Calls for possession of illegal drugs to be decriminalised: have your say
Possession of illegal drugs should be decriminalised, according to a group of MPs who are lobbying the government to change the law.
The health and social care committee has said that the move should be made to combat the rising number of drug deaths, which it calls a “public health emergency”.
MPs called for a radical new policy towards drugs in the UK, as it claimed the current approach was clearly failing. However the government has said that it has no plans to decriminalise the possession of illegal drugs.
Drug deaths ‘emergency’
The committee’s report found that 2,670 deaths in the UK were attributed to drug misuse in 2018. This was an increase of 16 per cent on the year before.
And this number would double if the other causes of premature deaths among people who used drugs were included.
The report said, “Evidence heard throughout this inquiry leads the committee to conclude that UK drugs policy is clearly failing.
“The United Kingdom has some of the highest drug death rates in Europe, particularly in Scotland.
“This report shows how the rate of drug-related deaths has risen to the scale of a public health emergency.”
The report recommended an approach similar to that which was adopted in Portugal, which included improving treatment services, introducing harm reduction interventions and improving education and social support.
The report adds, “Decriminalisation of possession for personal use saves money from the criminal justice system and allows for more investment in prevention and treatment.
“Decriminalisation of possession for personal use saves money from the criminal justice system and allows for more investment in prevention and treatment.
“Decriminalisation will not be effective without investing in holistic harm reduction, support and treatment services for drug addiction. Doing so would save lives and provide better protection for communities.”
The report also argued that responsibility to drug policy should be with the Department for Health and Social Care rather than the Home Office, and that cuts to drug treatment services should be reversed.
Committee chairman, Dr Sarah Wollaston, said decriminalisation alone “would not be sufficient” and there needed to be a “radical upgrade in treatment and holistic care for those who are dependent on drugs, and this should begin without delay.”
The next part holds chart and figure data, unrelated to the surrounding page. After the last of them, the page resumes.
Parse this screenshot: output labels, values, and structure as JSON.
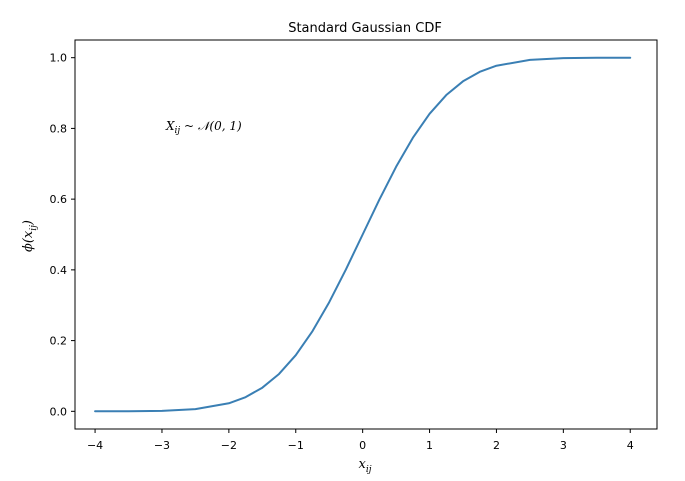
{
  "chart_data": {
    "type": "line",
    "title": "Standard Gaussian CDF",
    "xlabel": "x_ij",
    "ylabel": "φ(x_ij)",
    "xlim": [
      -4.3,
      4.4
    ],
    "ylim": [
      -0.05,
      1.05
    ],
    "x_ticks": [
      -4,
      -3,
      -2,
      -1,
      0,
      1,
      2,
      3,
      4
    ],
    "x_tick_labels": [
      "−4",
      "−3",
      "−2",
      "−1",
      "0",
      "1",
      "2",
      "3",
      "4"
    ],
    "y_ticks": [
      0.0,
      0.2,
      0.4,
      0.6,
      0.8,
      1.0
    ],
    "y_tick_labels": [
      "0.0",
      "0.2",
      "0.4",
      "0.6",
      "0.8",
      "1.0"
    ],
    "grid": false,
    "annotation": {
      "text": "X_ij ~ 𝒩(0, 1)",
      "x": -3.0,
      "y": 0.8
    },
    "series": [
      {
        "color": "#3a7fb4",
        "x": [
          -4.0,
          -3.5,
          -3.0,
          -2.5,
          -2.0,
          -1.75,
          -1.5,
          -1.25,
          -1.0,
          -0.75,
          -0.5,
          -0.25,
          0.0,
          0.25,
          0.5,
          0.75,
          1.0,
          1.25,
          1.5,
          1.75,
          2.0,
          2.5,
          3.0,
          3.5,
          4.0
        ],
        "y": [
          3e-05,
          0.0002,
          0.0013,
          0.0062,
          0.0228,
          0.0401,
          0.0668,
          0.1056,
          0.1587,
          0.2266,
          0.3085,
          0.4013,
          0.5,
          0.5987,
          0.6915,
          0.7734,
          0.8413,
          0.8944,
          0.9332,
          0.9599,
          0.9772,
          0.9938,
          0.9987,
          0.9998,
          0.99997
        ]
      }
    ]
  }
}
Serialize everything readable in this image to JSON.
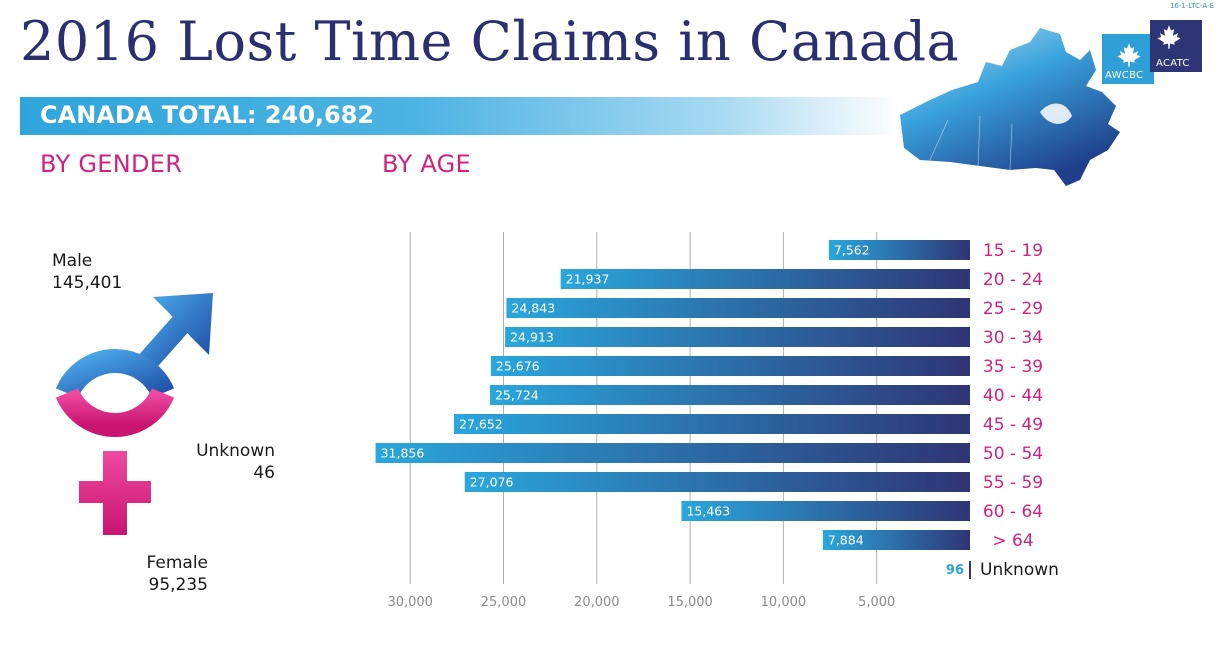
{
  "doc_code": "16-1-LTC-A-E",
  "title": "2016 Lost Time Claims in Canada",
  "banner": "CANADA TOTAL: 240,682",
  "logos": {
    "left": "AWCBC",
    "right": "ACATC"
  },
  "sections": {
    "gender": "BY GENDER",
    "age": "BY AGE"
  },
  "gender": {
    "male_label": "Male",
    "male_value": "145,401",
    "unknown_label": "Unknown",
    "unknown_value": "46",
    "female_label": "Female",
    "female_value": "95,235"
  },
  "colors": {
    "title": "#2c2f6f",
    "accent": "#d1237e",
    "banner": "#2fa5dc",
    "bar_light": "#2aa7dc",
    "bar_dark": "#2e3574",
    "grid": "#b0b0b0",
    "axis_text": "#8c8c8c"
  },
  "chart_data": {
    "type": "bar",
    "orientation": "horizontal",
    "direction": "right-to-left",
    "title": "BY AGE",
    "categories": [
      "15 - 19",
      "20 - 24",
      "25 - 29",
      "30 - 34",
      "35 - 39",
      "40 - 44",
      "45 - 49",
      "50 - 54",
      "55 - 59",
      "60 - 64",
      "> 64",
      "Unknown"
    ],
    "values": [
      7562,
      21937,
      24843,
      24913,
      25676,
      25724,
      27652,
      31856,
      27076,
      15463,
      7884,
      96
    ],
    "value_labels": [
      "7,562",
      "21,937",
      "24,843",
      "24,913",
      "25,676",
      "25,724",
      "27,652",
      "31,856",
      "27,076",
      "15,463",
      "7,884",
      "96"
    ],
    "xlim": [
      0,
      30000
    ],
    "xticks": [
      30000,
      25000,
      20000,
      15000,
      10000,
      5000
    ],
    "xtick_labels": [
      "30,000",
      "25,000",
      "20,000",
      "15,000",
      "10,000",
      "5,000"
    ],
    "grid": true
  }
}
She added, “Every drug death should be regarded as preventable and yet across the UK, the number of drugs-related deaths continues to rise to the scale of a public health emergency.
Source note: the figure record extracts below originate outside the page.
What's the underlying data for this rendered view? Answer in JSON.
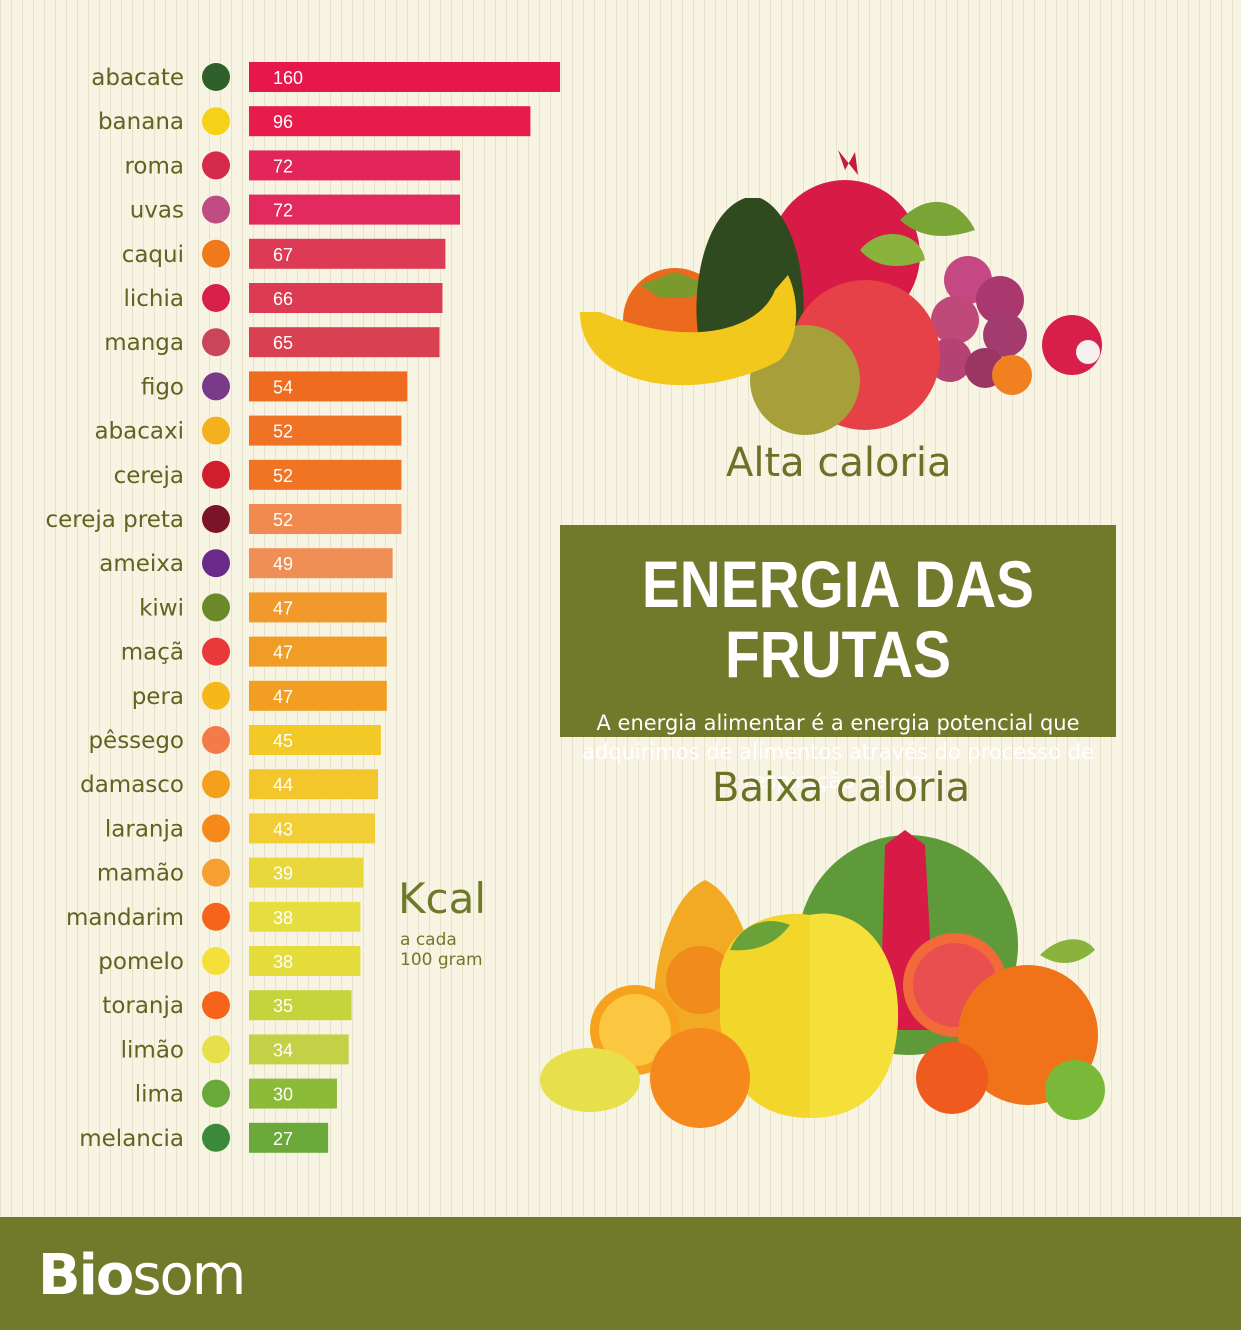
{
  "chart_data": {
    "type": "bar",
    "orientation": "horizontal",
    "categories": [
      "abacate",
      "banana",
      "roma",
      "uvas",
      "caqui",
      "lichia",
      "manga",
      "figo",
      "abacaxi",
      "cereja",
      "cereja preta",
      "ameixa",
      "kiwi",
      "maçã",
      "pera",
      "pêssego",
      "damasco",
      "laranja",
      "mamão",
      "mandarim",
      "pomelo",
      "toranja",
      "limão",
      "lima",
      "melancia"
    ],
    "values": [
      160,
      96,
      72,
      72,
      67,
      66,
      65,
      54,
      52,
      52,
      52,
      49,
      47,
      47,
      47,
      45,
      44,
      43,
      39,
      38,
      38,
      35,
      34,
      30,
      27
    ],
    "colors": [
      "#e8174b",
      "#e81c4b",
      "#e3265a",
      "#e22a5e",
      "#dc3a55",
      "#dc3c53",
      "#d94152",
      "#ee6b1f",
      "#f07224",
      "#f07424",
      "#f08a4e",
      "#f08f55",
      "#f19a2b",
      "#f19c25",
      "#f19e22",
      "#f3c928",
      "#f3c72b",
      "#f2ce36",
      "#e8d83e",
      "#e6dd41",
      "#e5dd3c",
      "#c5d43d",
      "#c4d146",
      "#8cbb3a",
      "#6aa93a"
    ],
    "xlim": [
      0,
      160
    ],
    "unit_label": "Kcal",
    "unit_sub": "a cada\n100 gram"
  },
  "icons": [
    "avocado-icon",
    "banana-icon",
    "pomegranate-icon",
    "grapes-icon",
    "persimmon-icon",
    "lychee-icon",
    "mango-icon",
    "fig-icon",
    "pineapple-icon",
    "cherry-icon",
    "black-cherry-icon",
    "plum-icon",
    "kiwi-icon",
    "apple-icon",
    "pear-icon",
    "peach-icon",
    "apricot-icon",
    "orange-icon",
    "papaya-icon",
    "mandarin-icon",
    "pomelo-icon",
    "grapefruit-icon",
    "lemon-icon",
    "lime-icon",
    "watermelon-icon"
  ],
  "icon_colors": [
    "#2f5f2a",
    "#f5d11a",
    "#d62a4a",
    "#c04c84",
    "#ef7a1c",
    "#d8204a",
    "#c8455a",
    "#7a3a8a",
    "#f5b020",
    "#d01e2e",
    "#7a1428",
    "#6a2a8a",
    "#6a8a2a",
    "#e83a3a",
    "#f5b81a",
    "#f57a4a",
    "#f5a01a",
    "#f58a1a",
    "#f5a030",
    "#f5641a",
    "#f5e03a",
    "#f5641a",
    "#e8e04a",
    "#6aa83a",
    "#3a8a3a"
  ],
  "high_label": "Alta caloria",
  "low_label": "Baixa caloria",
  "info": {
    "title": "ENERGIA DAS FRUTAS",
    "desc": "A energia alimentar é a energia potencial que adquirimos de alimentos através do processo de respiração celular"
  },
  "brand": {
    "bold": "Bio",
    "light": "som"
  }
}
“Recommendations put forward in this report propose changes to drugs policy that are desperately needed to prevent thousands of deaths.
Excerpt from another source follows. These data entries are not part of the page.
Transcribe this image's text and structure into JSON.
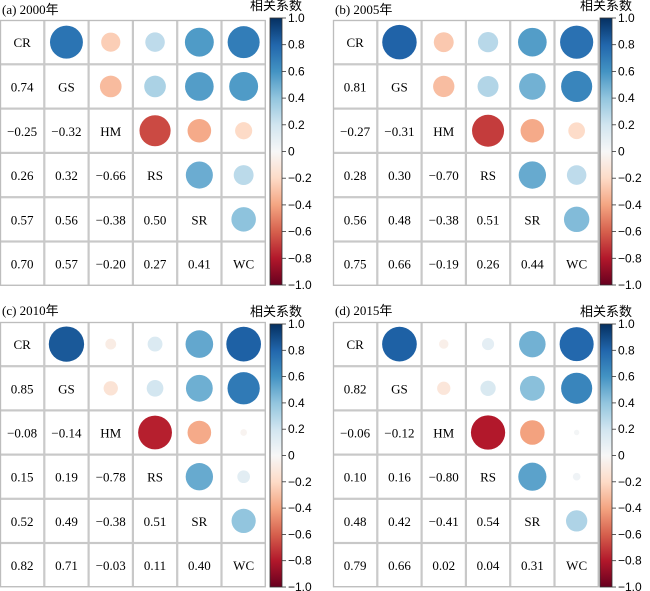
{
  "figure": {
    "colorbar_title": "相关系数",
    "colorbar_ticks": [
      "1.0",
      "0.8",
      "0.6",
      "0.4",
      "0.2",
      "0",
      "−0.2",
      "−0.4",
      "−0.6",
      "−0.8",
      "−1.0"
    ],
    "colorbar_range": [
      -1,
      1
    ],
    "colormap": [
      "#67001f",
      "#b2182b",
      "#d6604d",
      "#f4a582",
      "#fddbc7",
      "#f7f7f7",
      "#d1e5f0",
      "#92c5de",
      "#4393c3",
      "#2166ac",
      "#053061"
    ]
  },
  "chart_data": [
    {
      "type": "heatmap",
      "title": "(a) 2000年",
      "variables": [
        "CR",
        "GS",
        "HM",
        "RS",
        "SR",
        "WC"
      ],
      "lower_labels": [
        [
          "0.74"
        ],
        [
          "−0.25",
          "−0.32"
        ],
        [
          "0.26",
          "0.32",
          "−0.66"
        ],
        [
          "0.57",
          "0.56",
          "−0.38",
          "0.50"
        ],
        [
          "0.70",
          "0.57",
          "−0.20",
          "0.27",
          "0.41"
        ]
      ],
      "matrix": [
        [
          1,
          0.74,
          -0.25,
          0.26,
          0.57,
          0.7
        ],
        [
          0.74,
          1,
          -0.32,
          0.32,
          0.56,
          0.57
        ],
        [
          -0.25,
          -0.32,
          1,
          -0.66,
          -0.38,
          -0.2
        ],
        [
          0.26,
          0.32,
          -0.66,
          1,
          0.5,
          0.27
        ],
        [
          0.57,
          0.56,
          -0.38,
          0.5,
          1,
          0.41
        ],
        [
          0.7,
          0.57,
          -0.2,
          0.27,
          0.41,
          1
        ]
      ]
    },
    {
      "type": "heatmap",
      "title": "(b) 2005年",
      "variables": [
        "CR",
        "GS",
        "HM",
        "RS",
        "SR",
        "WC"
      ],
      "lower_labels": [
        [
          "0.81"
        ],
        [
          "−0.27",
          "−0.31"
        ],
        [
          "0.28",
          "0.30",
          "−0.70"
        ],
        [
          "0.56",
          "0.48",
          "−0.38",
          "0.51"
        ],
        [
          "0.75",
          "0.66",
          "−0.19",
          "0.26",
          "0.44"
        ]
      ],
      "matrix": [
        [
          1,
          0.81,
          -0.27,
          0.28,
          0.56,
          0.75
        ],
        [
          0.81,
          1,
          -0.31,
          0.3,
          0.48,
          0.66
        ],
        [
          -0.27,
          -0.31,
          1,
          -0.7,
          -0.38,
          -0.19
        ],
        [
          0.28,
          0.3,
          -0.7,
          1,
          0.51,
          0.26
        ],
        [
          0.56,
          0.48,
          -0.38,
          0.51,
          1,
          0.44
        ],
        [
          0.75,
          0.66,
          -0.19,
          0.26,
          0.44,
          1
        ]
      ]
    },
    {
      "type": "heatmap",
      "title": "(c) 2010年",
      "variables": [
        "CR",
        "GS",
        "HM",
        "RS",
        "SR",
        "WC"
      ],
      "lower_labels": [
        [
          "0.85"
        ],
        [
          "−0.08",
          "−0.14"
        ],
        [
          "0.15",
          "0.19",
          "−0.78"
        ],
        [
          "0.52",
          "0.49",
          "−0.38",
          "0.51"
        ],
        [
          "0.82",
          "0.71",
          "−0.03",
          "0.11",
          "0.40"
        ]
      ],
      "matrix": [
        [
          1,
          0.85,
          -0.08,
          0.15,
          0.52,
          0.82
        ],
        [
          0.85,
          1,
          -0.14,
          0.19,
          0.49,
          0.71
        ],
        [
          -0.08,
          -0.14,
          1,
          -0.78,
          -0.38,
          -0.03
        ],
        [
          0.15,
          0.19,
          -0.78,
          1,
          0.51,
          0.11
        ],
        [
          0.52,
          0.49,
          -0.38,
          0.51,
          1,
          0.4
        ],
        [
          0.82,
          0.71,
          -0.03,
          0.11,
          0.4,
          1
        ]
      ]
    },
    {
      "type": "heatmap",
      "title": "(d) 2015年",
      "variables": [
        "CR",
        "GS",
        "HM",
        "RS",
        "SR",
        "WC"
      ],
      "lower_labels": [
        [
          "0.82"
        ],
        [
          "−0.06",
          "−0.12"
        ],
        [
          "0.10",
          "0.16",
          "−0.80"
        ],
        [
          "0.48",
          "0.42",
          "−0.41",
          "0.54"
        ],
        [
          "0.79",
          "0.66",
          "0.02",
          "0.04",
          "0.31"
        ]
      ],
      "matrix": [
        [
          1,
          0.82,
          -0.06,
          0.1,
          0.48,
          0.79
        ],
        [
          0.82,
          1,
          -0.12,
          0.16,
          0.42,
          0.66
        ],
        [
          -0.06,
          -0.12,
          1,
          -0.8,
          -0.41,
          0.02
        ],
        [
          0.1,
          0.16,
          -0.8,
          1,
          0.54,
          0.04
        ],
        [
          0.48,
          0.42,
          -0.41,
          0.54,
          1,
          0.31
        ],
        [
          0.79,
          0.66,
          0.02,
          0.04,
          0.31,
          1
        ]
      ]
    }
  ]
}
“Avoidable drug deaths are increasing year on year across the UK, but there has been a failure to act on the evidence. The Government should learn lessons from the international experience, including countries like Portugal and Frankfurt.”
A government spokesperson said, “The decriminalisation of drug possession in the UK would not eliminate the crime committed by the illicit trade, nor would it address the harms associated with drug dependence and the misery that this can cause to families and communities.
“We are committed to reducing the use of drugs and the harms they cause, and the Home Office has commissioned a major independent review to examine these issues.
“We must prevent drug use in our communities, support people through treatment and recovery, and tackle the supply of illegal drugs.”